Pascal, Pensamentos
Examinemos, pois, esse ponto, e digamos: Deus é, ou não é. Mas, para
que lado penderemos? A razão nada pode determinar ai. Há um caos
infinito que nos separa. Na extremidade dessa distância infinita,
joga-se cara ou coroa. Que apostareis? Pela razão, não podeis fazer nem
uma nem outra coisa; pela razão, não podeis defender nem uma nem outra
coisa.
Não acuseis, pois, de falsidade os que fizeram uma escolha, pois
nada sabeis disso. "Não: mas, eu os acusarei de terem feito, não essa
escolha, mas uma escolha; porque, embora o que prefere coroa e o outro
estejam igualmente em falta, ambos estão em falta: o justo é não
apostar".
Sim, mas é preciso apostar: isso não é voluntário; sois obrigados
a isso; (e apostar que Deus é, é apostar que ele não é). Que tomareis,
pois? Vejamos, já que é preciso escolher, vejamos o que menos vos
interessa: tendes duas coisas que perder, o verdadeiro e o bem, e duas
coisas que empenhar, vossa razão e vossa vontade, vosso conhecimento e
vossa beatitude; e vossa natureza tem duas coisas que evitar, o erro e a
miséria. Vossa razão não é mais atingida, desde que é preciso
necessariamente escolher, escolhendo um dentre os dois. Eis um ponto
liquidado; mas, vossa beatitude?
Pesemos o ganho e a perda, preferindo coroa, que é Deus.

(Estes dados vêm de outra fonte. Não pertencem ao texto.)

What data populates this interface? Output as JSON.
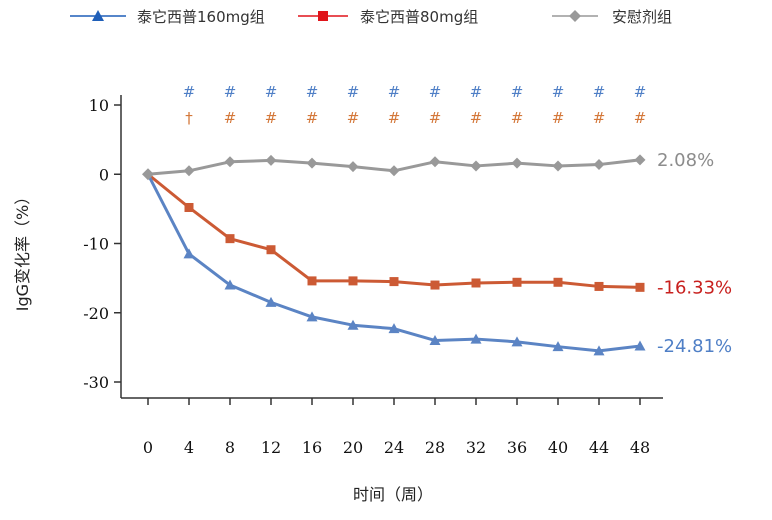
{
  "chart_data": {
    "type": "line",
    "xlabel": "时间（周）",
    "ylabel": "IgG变化率（%）",
    "xlim": [
      0,
      48
    ],
    "ylim": [
      -30,
      10
    ],
    "x": [
      0,
      4,
      8,
      12,
      16,
      20,
      24,
      28,
      32,
      36,
      40,
      44,
      48
    ],
    "x_tick_labels": [
      "0",
      "4",
      "8",
      "12",
      "16",
      "20",
      "24",
      "28",
      "32",
      "36",
      "40",
      "44",
      "48"
    ],
    "y_ticks": [
      10,
      0,
      -10,
      -20,
      -30
    ],
    "y_tick_labels": [
      "10",
      "0",
      "-10",
      "-20",
      "-30"
    ],
    "legend_position": "top",
    "grid": false,
    "series": [
      {
        "name": "泰它西普160mg组",
        "color": "#5b84c4",
        "legend_marker_color": "#1f5fb8",
        "marker": "triangle",
        "values": [
          0,
          -11.5,
          -16.0,
          -18.5,
          -20.6,
          -21.8,
          -22.3,
          -24.0,
          -23.8,
          -24.2,
          -24.9,
          -25.5,
          -24.81
        ],
        "end_label": "-24.81%",
        "end_label_color": "#4f7fc6"
      },
      {
        "name": "泰它西普80mg组",
        "color": "#cc5a34",
        "legend_marker_color": "#e0141a",
        "marker": "square",
        "values": [
          0,
          -4.8,
          -9.3,
          -10.9,
          -15.4,
          -15.4,
          -15.5,
          -16.0,
          -15.7,
          -15.6,
          -15.6,
          -16.2,
          -16.33
        ],
        "end_label": "-16.33%",
        "end_label_color": "#c8201e"
      },
      {
        "name": "安慰剂组",
        "color": "#999999",
        "legend_marker_color": "#999999",
        "marker": "diamond",
        "values": [
          0,
          0.5,
          1.8,
          2.0,
          1.6,
          1.1,
          0.5,
          1.8,
          1.2,
          1.6,
          1.2,
          1.4,
          2.08
        ],
        "end_label": "2.08%",
        "end_label_color": "#8c8c8c"
      }
    ],
    "significance_rows": [
      {
        "color": "#4f7fc6",
        "marks": [
          "",
          "#",
          "#",
          "#",
          "#",
          "#",
          "#",
          "#",
          "#",
          "#",
          "#",
          "#",
          "#"
        ]
      },
      {
        "color": "#d4783a",
        "marks": [
          "",
          "†",
          "#",
          "#",
          "#",
          "#",
          "#",
          "#",
          "#",
          "#",
          "#",
          "#",
          "#"
        ]
      }
    ]
  }
}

Estimemos as duas hipóteses: se ganhardes, ganhareis tudo; se perderdes,
nada perdereis. Apostai, pois, que ele é, sem hesitar. Isso é
admirável: sim, é preciso apostar, mas, talvez eu aposte demais.
Vejamos. Uma vez que é tal a incerteza do ganho e da perda, se só
tivésseis que apostar duas vidas por uma, ainda poderíeis apostar. Mas,
se devessem ser ganhas três, seria preciso jogar (desde que tendes
necessidade de jogar) e seríeis imprudente quando, forçado a jogar, não
arriscásseis vossa vida para ganhar três num jogo em que é tamanha a
incerteza da perda e do ganho. Há, porém, uma eternidade de vida e de
felicidade; e, assim sendo, quando houvesse uma infinidade de
probabilidades, das quais somente uma fosse por vós, ainda teríeis razão
em apostar um para ter dois, e agiríeis mal, quando obrigado a jogar,
se recusásseis jogar uma vida contra três num jogo em que, numa
infinidade de probabilidades, há uma por vós, havendo uma infinidade de
vida infinitamente feliz que ganhar. Mas, há aqui uma infinidade de vida
infinitamente feliz que ganhar, uma probabilidade de ganho contra uma
porção finita de probabilidades de perda, e o que jogais é finito. Jogo é
jogo: sempre onde há o infinito e onde não há infinidade de
probabilidades de perda contra a de ganho, não há que hesitar, é preciso
dar tudo; e, assim, quando se é forçado a jogar, é preciso renunciar à
razão, para conservar a vida e não arriscá-la pelo ganho infinito tão
prestes a chegar quanto a perda do nada.